General information
- Type: Amphibian flying boat glider
- National origin: Italy
- Manufacturer: Grupo Volo a Vela Tommaso Dal Molin
- Designer: Angelo Mori
- Status: sole example burnt by the German Army
- Number built: 1

History
- First flight: May 1933

= GVV Dal Molin Roma =

The GVV Dal Molin Roma or Mori Anfibio Roma was a single-seat, amphibious flying boat glider built in Italy in 1933. Only one was constructed.

==Design and development==

The Roma was designed by Angelo Mori and built by the Grupo Volo a Vela Tommaso Dal Molin (Tommaso Dal Molin Gliding Group) in Varese. It was a cantilever high-wing monoplane, its high aspect ratio, single spar wing constructed with a wooden frame and covered in plywood and fabric. It was mounted with some dihedral and in plan was straight tapered with elliptical tips. Ailerons occupied about half the span.

The fuselage of the Roma was flat sided aft of the wing, which sat on top of it. Between the trailing edge and close to the tail it was fabric covered; the rest, like the forward fuselage, was skinned with ply. All the fuselage surfaces were treated with ship's waterproof paint. The cantilever horizontal tail, mounted on the fin just above the fuselage, was slightly straight tapered. The fin was very small, serving only to mount a large, slightly curved, balanced rudder. This extended below the fuselage, moving within an elevator cut-out and partly protected by a ventral fin. The cockpit was immediately ahead of the wing leading edge, with a curved upper fuselage reaching forwards to the nose. Different cockpit enclosures were used, though the order is uncertain. One placed the pilot under a separable, multi framed canopy; with the other the pilot after entry was surrounded by a demountable ply covering which filled the larger aperture, allowing his head to emerge from within an open, circular, collared hole. The interior was lit by glazing in the cover just in front of the seat.
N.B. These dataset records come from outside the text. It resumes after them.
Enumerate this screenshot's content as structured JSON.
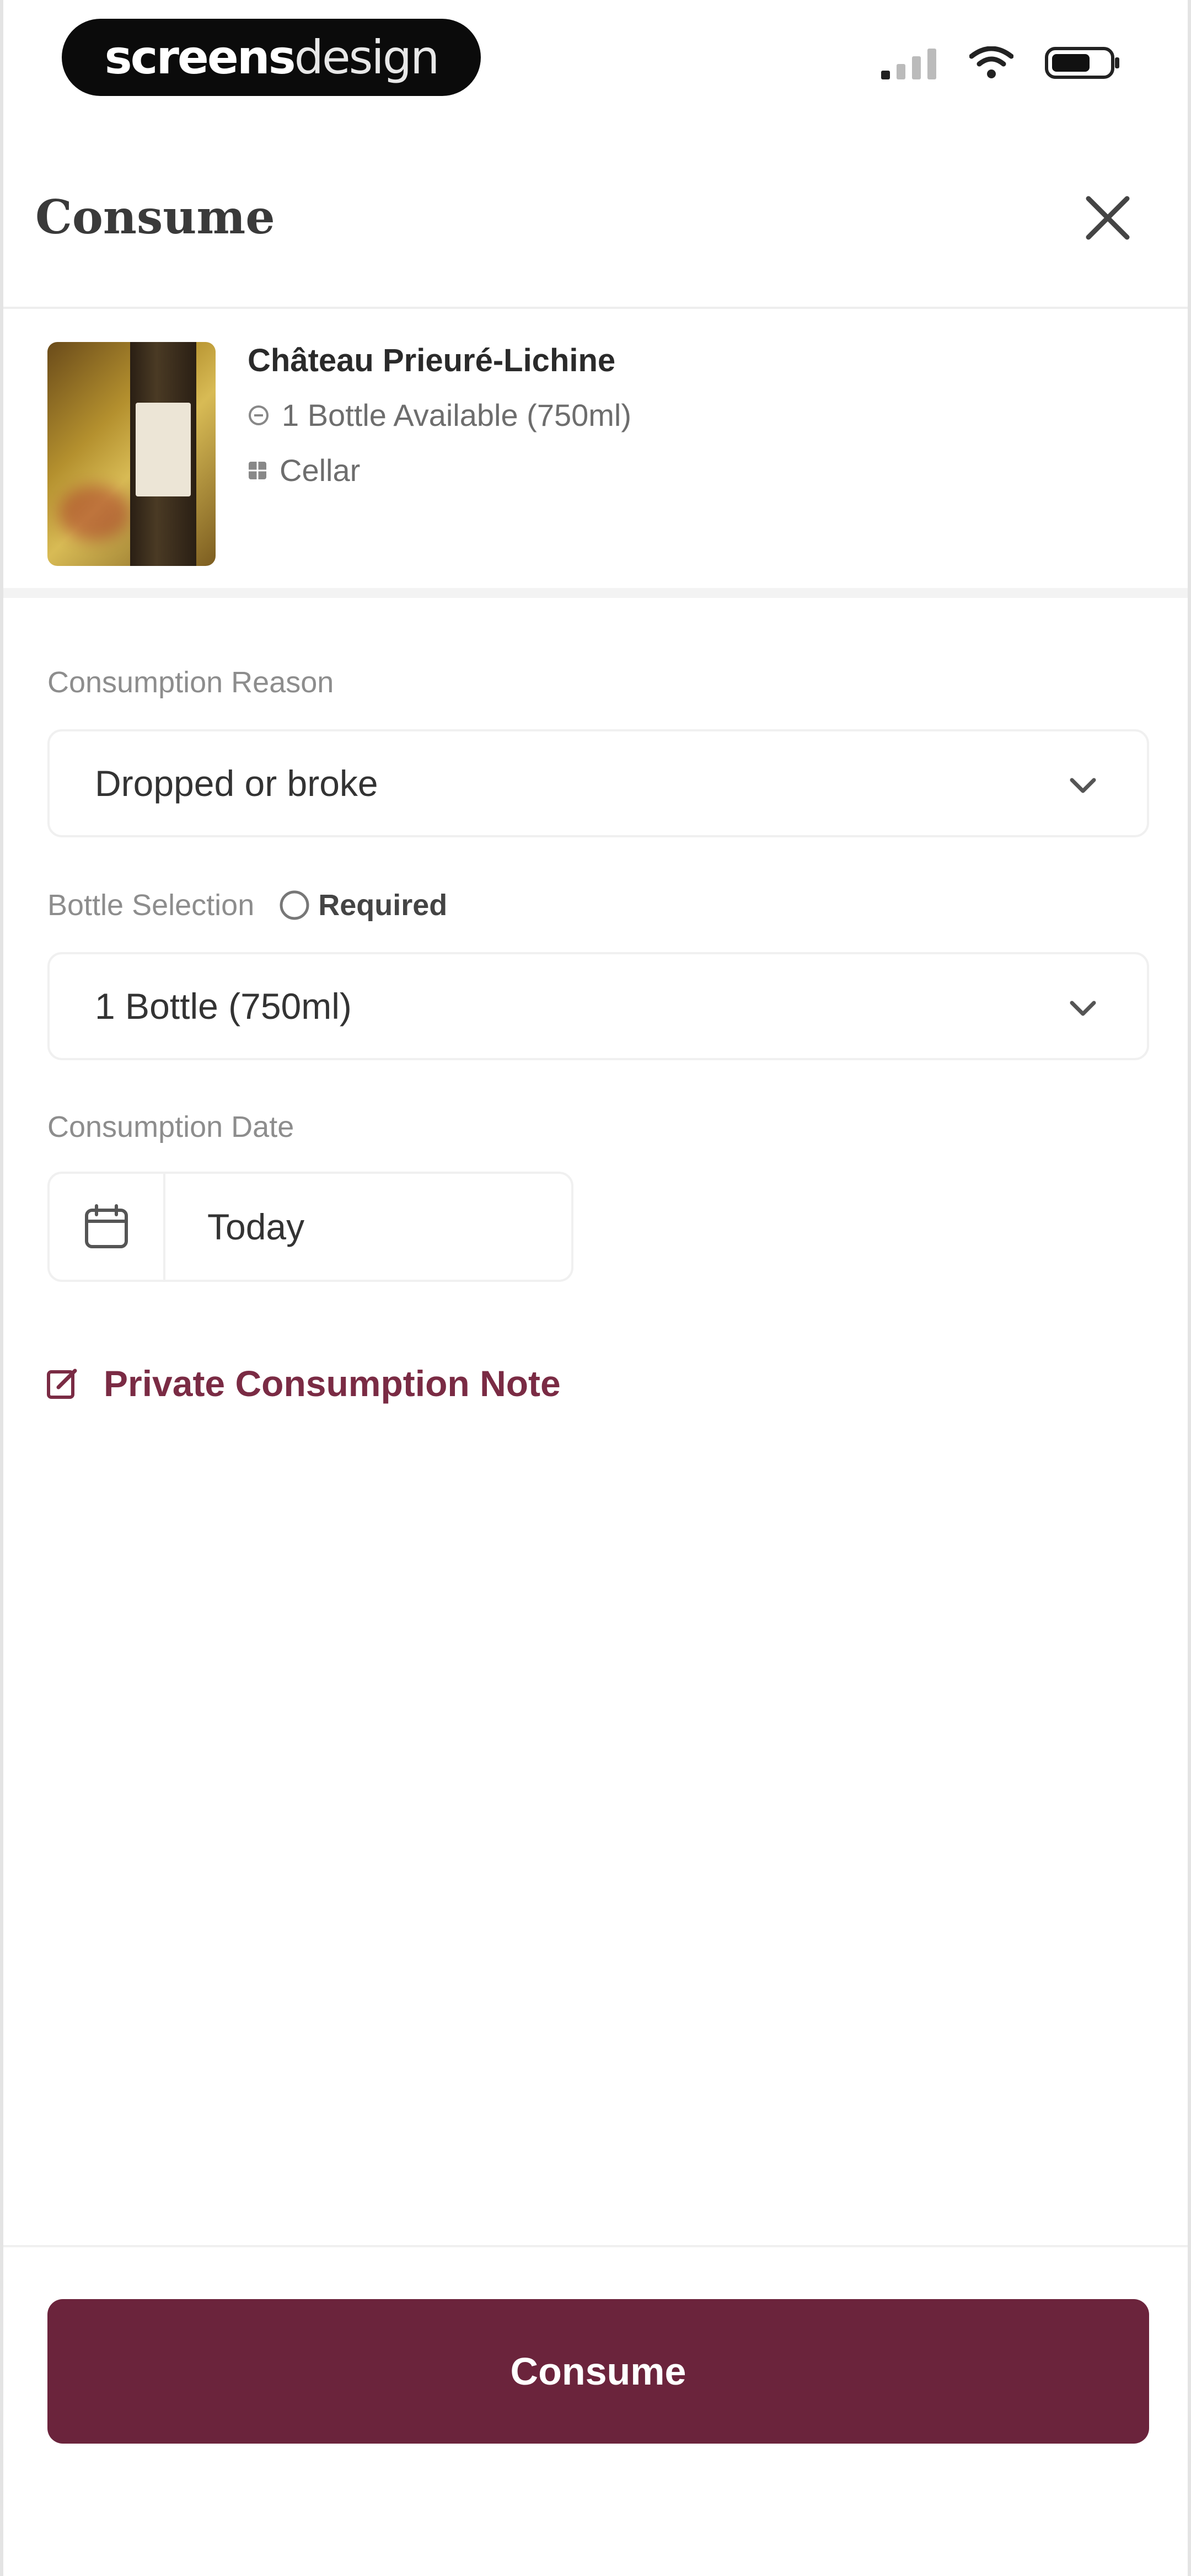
{
  "status_bar": {
    "brand_bold": "screens",
    "brand_light": "design"
  },
  "header": {
    "title": "Consume"
  },
  "wine": {
    "name": "Château Prieuré-Lichine",
    "availability": "1 Bottle Available (750ml)",
    "location": "Cellar"
  },
  "form": {
    "reason": {
      "label": "Consumption Reason",
      "value": "Dropped or broke"
    },
    "bottle": {
      "label": "Bottle Selection",
      "required": "Required",
      "value": "1 Bottle (750ml)"
    },
    "date": {
      "label": "Consumption Date",
      "value": "Today"
    },
    "note_link": "Private Consumption Note"
  },
  "footer": {
    "button_label": "Consume"
  },
  "colors": {
    "accent": "#6b243c",
    "link": "#7a2b44"
  }
}
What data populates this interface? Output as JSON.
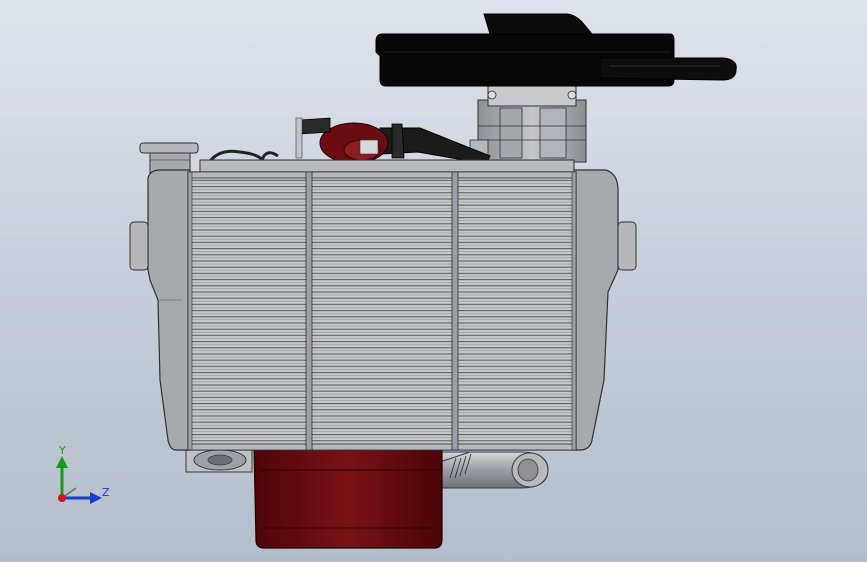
{
  "viewport": {
    "background_top": "#dfe3ea",
    "background_bottom": "#b4bdcb"
  },
  "model": {
    "description_icon": "engine-assembly-front-view",
    "colors": {
      "radiator_frame": "#a7aaad",
      "radiator_fins": "#c6c8ca",
      "fin_line": "#5f6266",
      "air_filter": "#050505",
      "oil_pan": "#6a0a0e",
      "intake_red": "#7a1014",
      "pipe_dark": "#1b1b1b",
      "metal": "#b9bbbe"
    }
  },
  "triad": {
    "y_label": "Y",
    "z_label": "Z",
    "y_color": "#1a9a1a",
    "z_color": "#1a3cc8",
    "origin_color": "#c81a1a"
  }
}
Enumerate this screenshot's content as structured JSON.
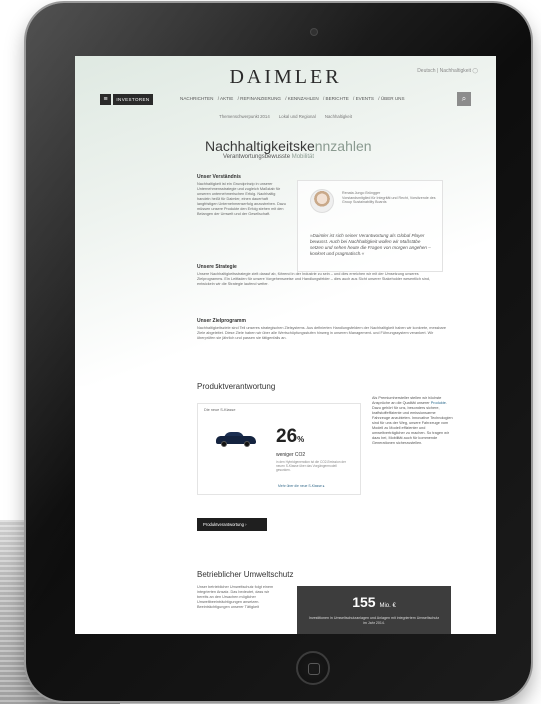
{
  "header": {
    "logo": "DAIMLER",
    "lang": "Deutsch | Nachhaltigkeit ◯",
    "menu_icon": "menu-icon",
    "investor_label": "INVESTOREN",
    "nav": [
      "NACHRICHTEN",
      "/ AKTIE",
      "/ REFINANZIERUNG",
      "/ KENNZAHLEN",
      "/ BERICHTE",
      "/ EVENTS",
      "/ ÜBER UNS"
    ],
    "search_icon": "search-icon",
    "subnav": [
      "Themenschwerpunkt 2014",
      "Lokal und Regional",
      "Nachhaltigkeit"
    ]
  },
  "hero": {
    "title_dark": "Nachhaltigkeitske",
    "title_light": "nnzahlen",
    "subtitle_dark": "Verantwortungsbewusste ",
    "subtitle_light": "Mobilität"
  },
  "sections": {
    "verstaendnis": {
      "heading": "Unser Verständnis",
      "text": "Nachhaltigkeit ist ein Grundprinzip in unserer Unternehmensstrategie und zugleich Maßstab für unseren unternehmerischen Erfolg. Nachhaltig handeln heißt für Daimler, einen dauerhaft langfristigen Unternehmenserfolg anzustreben. Dazu müssen unsere Produkte den Erfolg stehen mit den Belangen der Umwelt und der Gesellschaft."
    },
    "strategie": {
      "heading": "Unsere Strategie",
      "text": "Unsere Nachhaltigkeitsstrategie zielt darauf ab, führend in der Industrie zu sein – und dies erreichen wir mit der Umsetzung unseres Zielprogramms. Ein Leitfaden für unsere Vorgehensweise und Handlungsfelder – dies auch aus Sicht unserer Stakeholder wesentlich sind, entwickeln wir die Strategie laufend weiter."
    },
    "zielprogramm": {
      "heading": "Unser Zielprogramm",
      "text": "Nachhaltigkeitsziele sind Teil unseres strategischen Zielsystems. Aus definierten Handlungsfeldern der Nachhaltigkeit haben wir konkrete, messbare Ziele abgeleitet. Diese Ziele haben wir über alle Wertschöpfungsstufen hinweg in unseren Management- und Führungssystem verankert. Wir überprüfen sie jährlich und passen sie tätigenfalls an."
    }
  },
  "quote": {
    "name": "Renata Jungo Brüngger",
    "role": "Vorstandsmitglied für Integrität und Recht, Vorsitzende des Group Sustainability Boards",
    "text": "»Daimler ist sich seiner Verantwortung als Global Player bewusst. Auch bei Nachhaltigkeit wollen wir Maßstäbe setzen und sehen heute die Fragen von morgen angehen – konkret und pragmatisch.«"
  },
  "product": {
    "heading": "Produktverantwortung",
    "label": "Die neue S-Klasse",
    "value": "26",
    "unit": "%",
    "less": "weniger CO2",
    "note": "in den Hybridgeneration ist die CO2-Emission der neuen S-Klasse über das Vorgängermodell gesunken.",
    "link": "Mehr über die neue S-Klasse ▸",
    "side_text_1": "Als Premiumhersteller stellen wir höchste Ansprüche an die Qualität unserer ",
    "side_text_hl": "Produkte",
    "side_text_2": ". Dazu gehört für uns, besonders sichere, kraftstoffeffiziente und emissionsarme Fahrzeuge anzubieten. Innovative Technologien sind für uns der Weg, unsere Fahrzeuge vom Modell zu Modell effizienter und umweltverträglicher zu machen. So tragen wir dazu bei, Mobilität auch für kommende Generationen sicherzustellen.",
    "button": "Produktverantwortung  ›"
  },
  "umwelt": {
    "heading": "Betrieblicher Umweltschutz",
    "text": "Unser betrieblicher Umweltschutz folgt einem integrierten Ansatz. Das bedeutet, dass wir bereits an den Ursachen möglicher Umweltbeeinträchtigungen ansetzen. Beeinträchtigungen unserer Tätigkeit",
    "value": "155",
    "unit": "Mio. €",
    "caption": "Investitionen in Umweltschutzanlagen und Anlagen mit integriertem Umweltschutz im Jahr 2014."
  },
  "colors": {
    "accent_green": "#8a9a90",
    "dark": "#1f1f1f",
    "link_blue": "#3a6e8e"
  }
}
The Roma was an amphibian and had a single step, flying boat style hull with the step under mid-chord. Small stabilizing floats were mounted under the wings at about two-thirds span, each attached by two spanwise parallel pairs of V-struts. Land operation used a standard glider skid, running from just aft of the nose to aft of the trailing edge. A dolly was used for launches.

==Operational history==
The Roma's first flight was in May 1933, flown by Romeo Sartori from Lake Schiranna near Varese. Plinio Rovesti later flew it from the summit of the Campo dei Fiori di Varese to Lake Maggiore, about 16 km away. On 16 September 1934 the Roma, flown again by Rovesti led eight Anfibio Vareses (another Mori design), bungee launched, from the Campo dei Fiori to alight at Schiranna. Rovesti continued to fly it from Campo dei Fiori and from Mottarone over local lakes. During World War II, the Roma was stored at Vizzola Ticino but was burned by retreating German occupation forces.